Pareto’s Principle, also known as the 80/20 rule, states that 80% of your revenues will be generated through 20% of your customers. A successful small business is one that has learned how to maximize this 20%.
Picture a funnel, wide at the top and then steadily narrowing down to narrow bottom. All of your potential customers are at the top of the funnel, and at the bottom narrowest part of the funnel, you have the customers from which you will generate the bulk of your revenue. Let’s take a look at some ways you can optimise the sales funnel for your small business.
Identify Bottlenecks in Your Sales
Step one is to identify where bottlenecks occur in your funnel that lower the number of customers you receive or the amount they spend.
- Where are you underperforming?
- What opportunities and improvements are you overlooking?
- Analyse marketing and lead generation activities. Do you have a consistent and effective lead generation campaign in place?
- Are you effectively utilizing email, mobile apps, social media, YouTube and other technology driven resources?
- Are you running long term as well as short term campaigns?
- Do you make it clear you are selling something up front so as to not waste time with those looking just looking to schmooze?
- Are you willing to do real work and not rely heavily on gimmicks?
- Are you making a great offer, putting that offer out there, and giving people a reason to act now?
These are all questions you should ask yourself when analysing how you generate your leads.
Keeping Warm Leads on the Back Burner
Step two is identify whether you are proper identifying and nurturing leads. Many times, your website and other sales channels bring in leads that are not yet quite ready to buy, but are nonetheless promising leads. You have to build trust and foster the relationship at different stages of the process.
Determine how you define which leads are nurture-worthy and which leads you should simply cut loose.
Define your ideal lead and determine how you want to treat them. Are your ideal leads within a certain industry? Are they at a certain income level? Do they have a need of the product you offer? What can you offer to nurture your needs along? Consider white papers, videos, blogs, articles, premium items, monthly newsletters, follow phone calls and meetings. Anything that continues to garner their attention and further pique their interest in your product is of value.
Selling All Along the Way
Step three is analysing your selling and closing activities. The ABC (Always Be Closing) technique is a tried and true selling principle, but it is just one part of a multifaceted strategy that can be employed for selling and closing success. This principle holds just as true online as it does offline.

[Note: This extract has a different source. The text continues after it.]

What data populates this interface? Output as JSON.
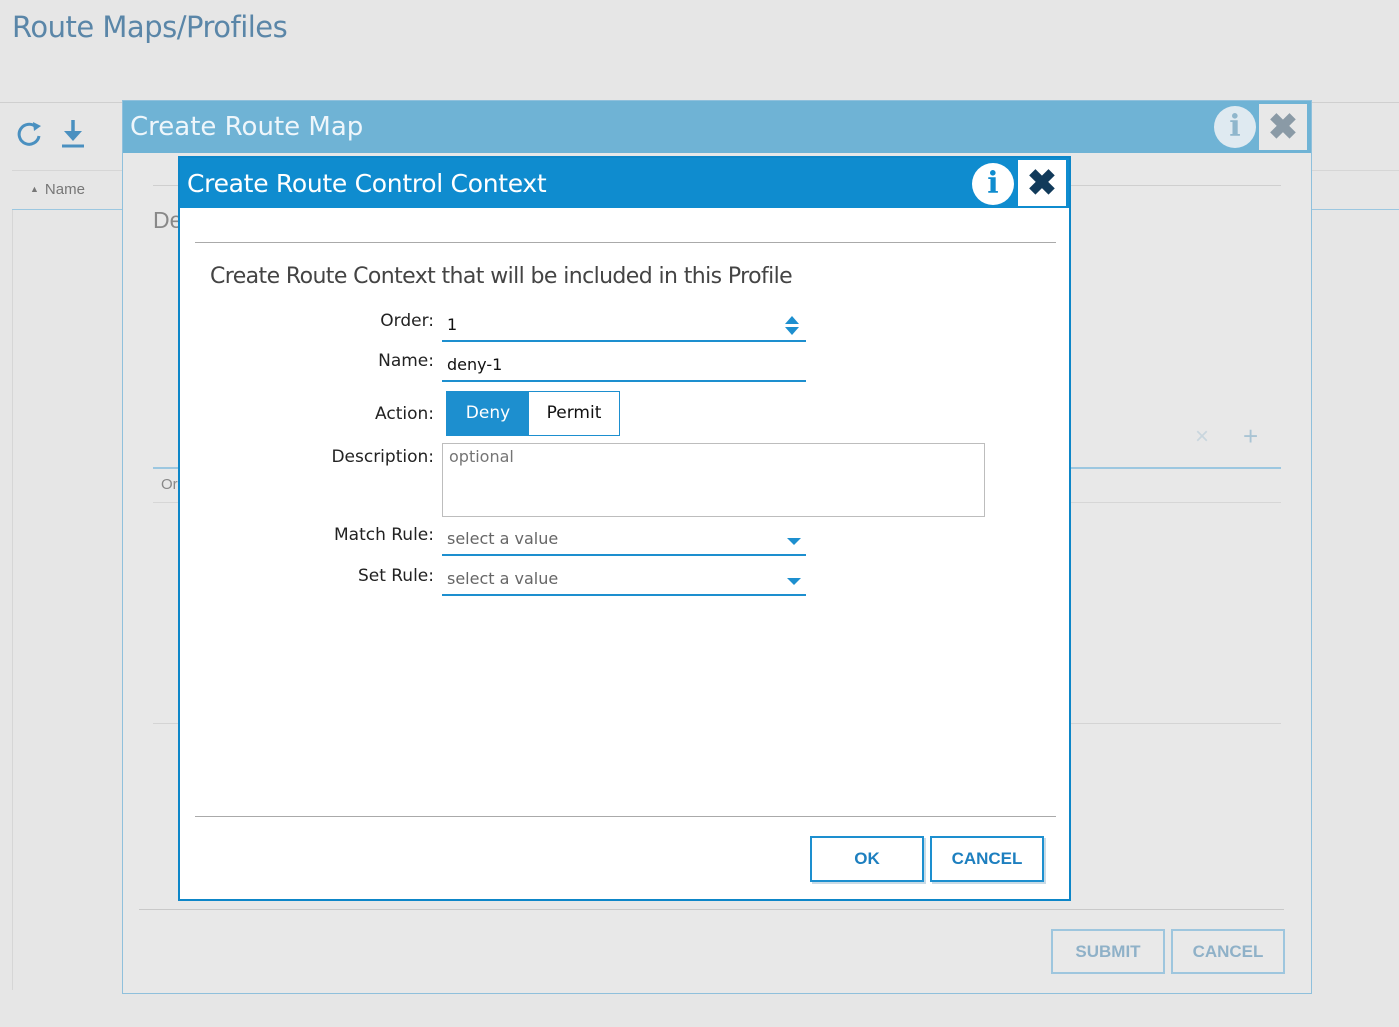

Evaluate your closing process and ratio. How many visitors came to your business in the last week, month or year? How many of those resulted in sales? If you realize you are actually just engaging in more conversation than actual selling, then you may not be utilizing your sales opportunities effectively. Analyse what may be preventing you from making a sale. Are you really addressing your prospects questions and objections and asking for the sale, or have you been chalking a slow period up to a bad economy? Are you putting in the required prep work before you attempt to close? Are you attracting the right leads in the first place?
What Is Your Surplus Value to the Customer?

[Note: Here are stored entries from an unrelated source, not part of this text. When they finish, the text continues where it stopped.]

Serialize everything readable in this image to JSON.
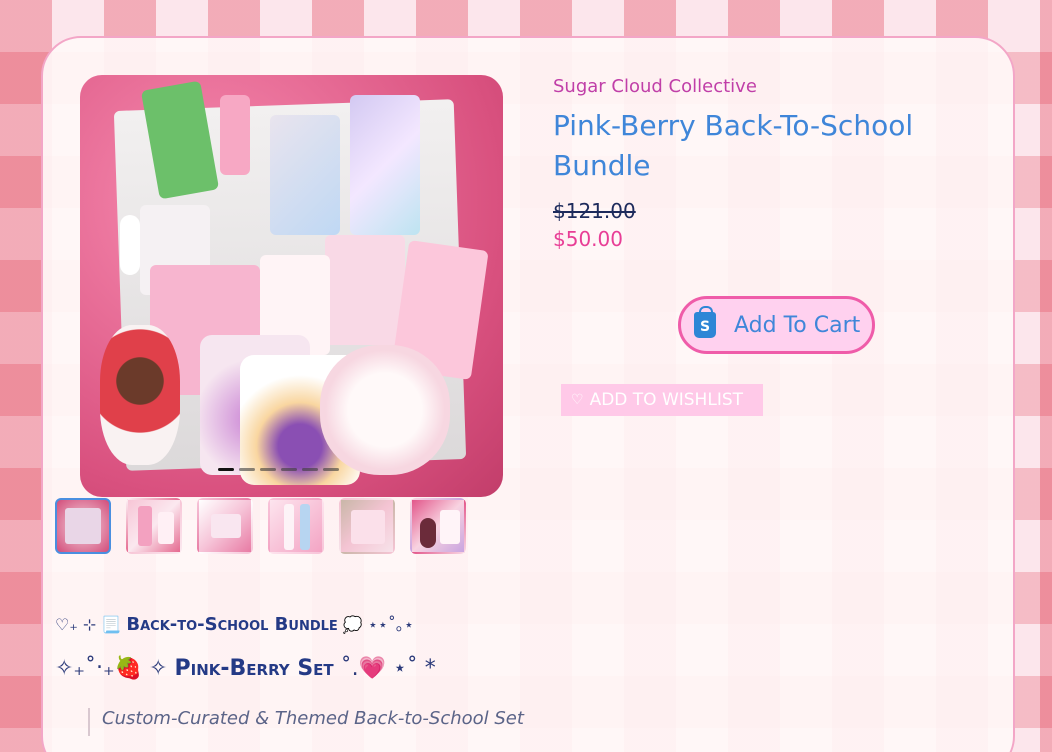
{
  "product": {
    "vendor": "Sugar Cloud Collective",
    "title": "Pink-Berry Back-To-School Bundle",
    "compare_price": "$121.00",
    "price": "$50.00",
    "cart_label": "Add To Cart",
    "wishlist_label": "ADD TO WISHLIST"
  },
  "gallery": {
    "slide_count": 6,
    "active_index": 0,
    "thumbnail_count": 6
  },
  "description": {
    "line1_prefix": "♡₊ ⊹ 📃",
    "line1_title": "Back-to-School Bundle",
    "line1_suffix": "💭 ⋆⋆˚｡⋆",
    "line2_prefix": "✧₊˚‧₊🍓 ✧",
    "line2_title": "Pink-Berry Set",
    "line2_suffix": "˚.💗 ⋆˚ *",
    "quote": "Custom-Curated & Themed Back-to-School Set"
  },
  "icons": {
    "cart": "shopify-bag-icon",
    "wishlist": "heart-icon",
    "gallery_next": "chevron-right-icon"
  },
  "colors": {
    "title": "#3f86d9",
    "vendor": "#c03fa8",
    "price": "#e83e96",
    "cart_border": "#ef5ca9",
    "wishlist_bg": "#ffc9e8",
    "thumb_active": "#4a8fe0"
  }
}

Step four involves reviewing how you deliver value to your customers. Think of your business in the terms of a “value delivery system.” From the customer’s perspective, they are looking at “what is the value of what I’m buying compared to the price? This is the surplus value to the customer, or how much they will enjoy the product once it’s paid for.
Evaluate what is the impetus a customer would have to purchase your product. Why would a customer want to purchase your product over a competitor’s product? What would motivate a customer to switch to your product over one they are already buying from another vendor? What value can you give them that someone else can’t? These are key questions you must have answers to in order to successfully drive sales.
The value you add could be an intangible, such as honesty and integrity, outstanding customer service, follow-up, a solid relationship built on you anticipating and responding to the customer’s needs. Are you offering a good quality item for the price? It is often tempting to try to offer a customer a lower price point to be more competitive, but to a customer, real value is often measured in the much more than “did I get this item at the lowest price?”
The Bottom Line
Remember that the 80/20 rule often holds true, whether we are talking about online sales or not. Your challenge is to most effectively identify who that 20% that generate your revenue will be, and position yourself in a manner to optimise your opportunities with that 20% – at every stage of the sales funnel.
Small businesses generally operate on a small margin, and you’ve got to keep it lean and efficient. That requires critical and ongoing analysis of your business and marketing strategies. Measure how many visitors make it to each level of your sales funnel, and cross-check to see whether these visitors are the ones most likely to make you the most profit in the long run.
One last suggestion – consider sitting down with a successful businessman you admire and reviewing your strategies and asking for feedback. Give them your pitch and let them tell you what they consider your strengths and weaknesses. There’s no substitute for experience and the wisdom and insight it can provide.